Certainly, consumer law is no panacea, and legal scholars rightly criticize its primary remedy—disclosure—as somewhat toothless. Moreover, there are other risks of framing workers as consumers. During the 1930s, for instance, parts of the labor movement advocated for removing workers from the consumer paradigm and reframing workers as workers first under a class-centered analysis. According to this argument, workers should be viewed as producers and jobs should be viewed as the production of labor for compensation, rather than as the provision of consumer services. Indeed, state and federal laws and court decisions banned payment of wages in scrip, and the modern employer welfare state emerged from regulations meant to frame health insurance and retirement benefits as forms of compensation, rather than as consumer financial products that firms sold to workers.

These concerns are sound but should not push us to reject consumer law entirely. Firms have shaped and then deployed contract and employment law against workers in reorienting labor markets to their advantage. Firms also amplify what William Novak and Martha Albertson Fineman call, respectively, “American exceptionalist narratives” of—and a “fixation on”—individualism, autonomy, freedom of contract, and self-betterment to break down traditional industrial relations and evade legal liability. Workers, collectively and individually, need a counterbalance, and there is no inherent inconsistency in applying multiple legal doctrines, including consumer law, as part of an integrated work law.
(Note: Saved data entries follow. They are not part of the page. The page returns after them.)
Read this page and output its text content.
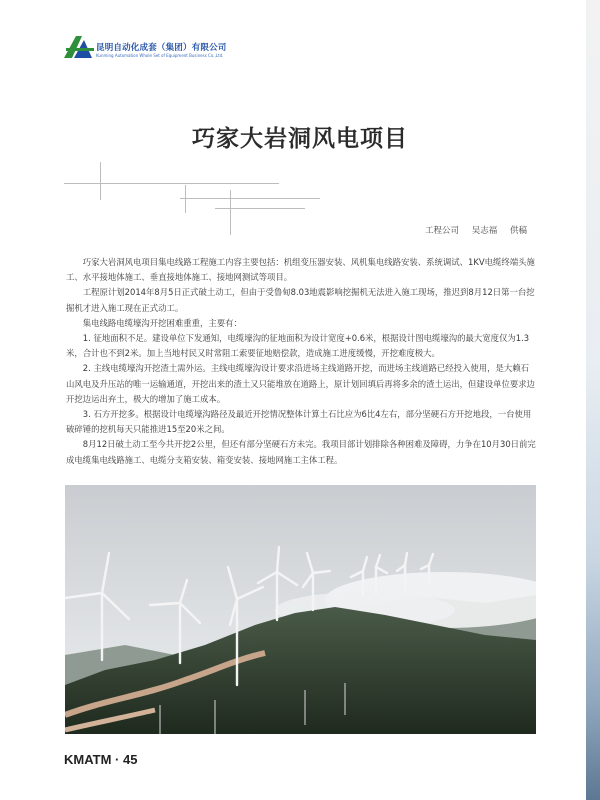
昆明自动化成套（集团）有限公司
Kunming Automation Whole Set of Equipment Business Co.,Ltd.
巧家大岩洞风电项目
工程公司 吴志福 供稿

巧家大岩洞风电项目集电线路工程施工内容主要包括：机组变压器安装、风机集电线路安装、系统调试、1KV电缆终端头施工、水平接地体施工、垂直接地体施工、接地网测试等项目。

工程原计划2014年8月5日正式破土动工，但由于受鲁甸8.03地震影响挖掘机无法进入施工现场，推迟到8月12日第一台挖掘机才进入施工现在正式动工。

集电线路电缆壕沟开挖困难重重，主要有：

1. 征地面积不足。建设单位下发通知，电缆壕沟的征地面积为设计宽度+0.6米，根据设计图电缆壕沟的最大宽度仅为1.3米，合计也不到2米。加上当地村民又时常阻工索要征地赔偿款，造成施工进度缓慢，开挖难度极大。

2. 主线电缆壕沟开挖渣土需外运。主线电缆壕沟设计要求沿进场主线道路开挖，而进场主线道路已经投入使用，是大赖石山风电及升压站的唯一运输通道，开挖出来的渣土又只能堆放在道路上，原计划回填后再将多余的渣土运出，但建设单位要求边开挖边运出弃土，极大的增加了施工成本。

3. 石方开挖多。根据设计电缆壕沟路径及最近开挖情况整体计算土石比应为6比4左右，部分坚硬石方开挖地段，一台使用破碎锤的挖机每天只能推进15至20米之间。

8月12日破土动工至今共开挖2公里，但还有部分坚硬石方未完。我项目部计划排除各种困难及障碍，力争在10月30日前完成电缆集电线路施工、电缆分支箱安装、箱变安装、接地网施工主体工程。

KMATM · 45
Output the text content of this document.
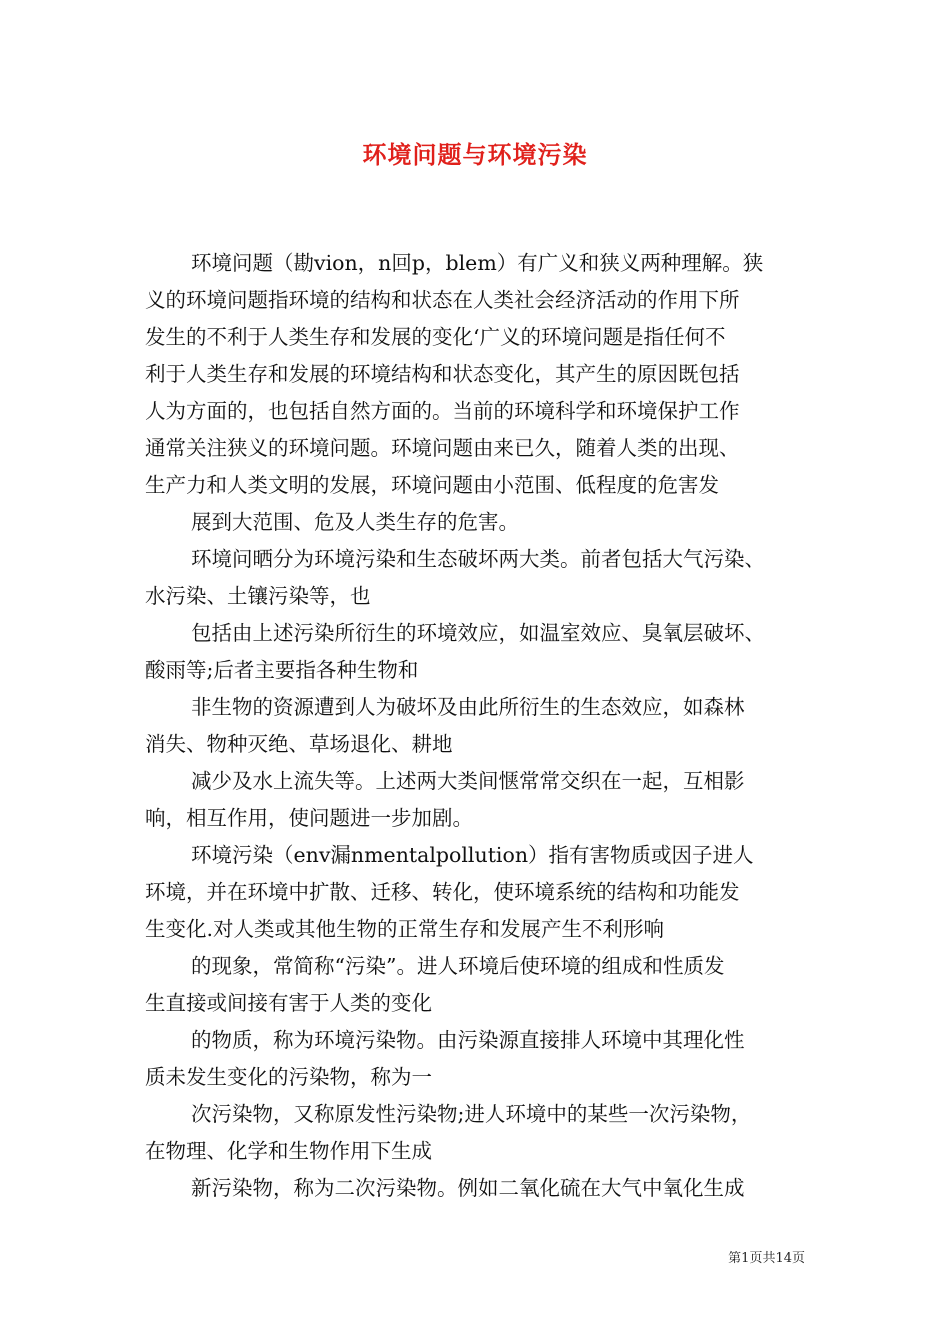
环境问题与环境污染
环境问题（勘vion，n回p，blem）有广义和狭义两种理解。狭
义的环境问题指环境的结构和状态在人类社会经济活动的作用下所
发生的不利于人类生存和发展的变化‘广义的环境问题是指任何不
利于人类生存和发展的环境结构和状态变化，其产生的原因既包括
人为方面的，也包括自然方面的。当前的环境科学和环境保护工作
通常关注狭义的环境问题。环境问题由来已久，随着人类的出现、
生产力和人类文明的发展，环境问题由小范围、低程度的危害发
展到大范围、危及人类生存的危害。
环境问晒分为环境污染和生态破坏两大类。前者包括大气污染、
水污染、土镶污染等，也
包括由上述污染所衍生的环境效应，如温室效应、臭氧层破坏、
酸雨等;后者主要指各种生物和
非生物的资源遭到人为破坏及由此所衍生的生态效应，如森林
消失、物种灭绝、草场退化、耕地
减少及水上流失等。上述两大类间惬常常交织在一起，互相影
响，相互作用，使问题进一步加剧。
环境污染（env漏nmentalpollution）指有害物质或因子进人
环境，并在环境中扩散、迁移、转化，使环境系统的结构和功能发
生变化.对人类或其他生物的正常生存和发展产生不利形响
的现象，常简称“污染”。进人环境后使环境的组成和性质发
生直接或间接有害于人类的变化
的物质，称为环境污染物。由污染源直接排人环境中其理化性
质未发生变化的污染物，称为一
次污染物，又称原发性污染物;进人环境中的某些一次污染物，
在物理、化学和生物作用下生成
新污染物，称为二次污染物。例如二氧化硫在大气中氧化生成
第1页共14页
Moreover, an integrated work law can help employment law and consumer law learn from and strengthen each other to adapt to new terrains—a sort of paired evolution. For example, the growth of collective action among medical and student debtors through “unions” like the Debt Collective shows how consumer law could adopt from labor law a collective rights regime: a National Labor Relations Act for consumers. In addition, taking inspiration from employment laws that prohibit employees from waiving their rights to the minimum wage, and to freedom from discrimination and sexual harassment, consumer law could add non-waivable substantive protections. Moreover, consumers who labor in generating content for social media and data brokers could look to employment laws for protections from exploitation. Going in the opposite direction, worker advocates could turn to consumer UDAP laws to stop mandatory arbitration provisions with class waivers that harm both workers and consumers.

One final reason for an integrated work law is that it prevents employers from skirting the regulations through creative classification. BreAnn Scally, for example, ultimately filed a class action law suit against PetSmart for its TRAP, providing a blueprint for using a hybrid of consumer law and employment law claims to stop exploitative practices. If PetSmart argues the “Grooming Academy” was primarily for its benefit, then the TRAP would constitute an unlawful kickback of wages under wage-and-hour laws. On the other hand, if PetSmart argues the training was primarily for the workers’ personal use, then it would be liable under consumer UDAP laws. PetSmart can take its pick, but the suit’s innovative claims show that PetSmart was breaking the law either way. This is the sort of integrated work law that will be necessary to counter firms’ consolidation of bargaining power in the modern labor economy.

Disclosure: The Student Borrower Protection Center has provided legal assistance in the Scally v. PetSmart litigation.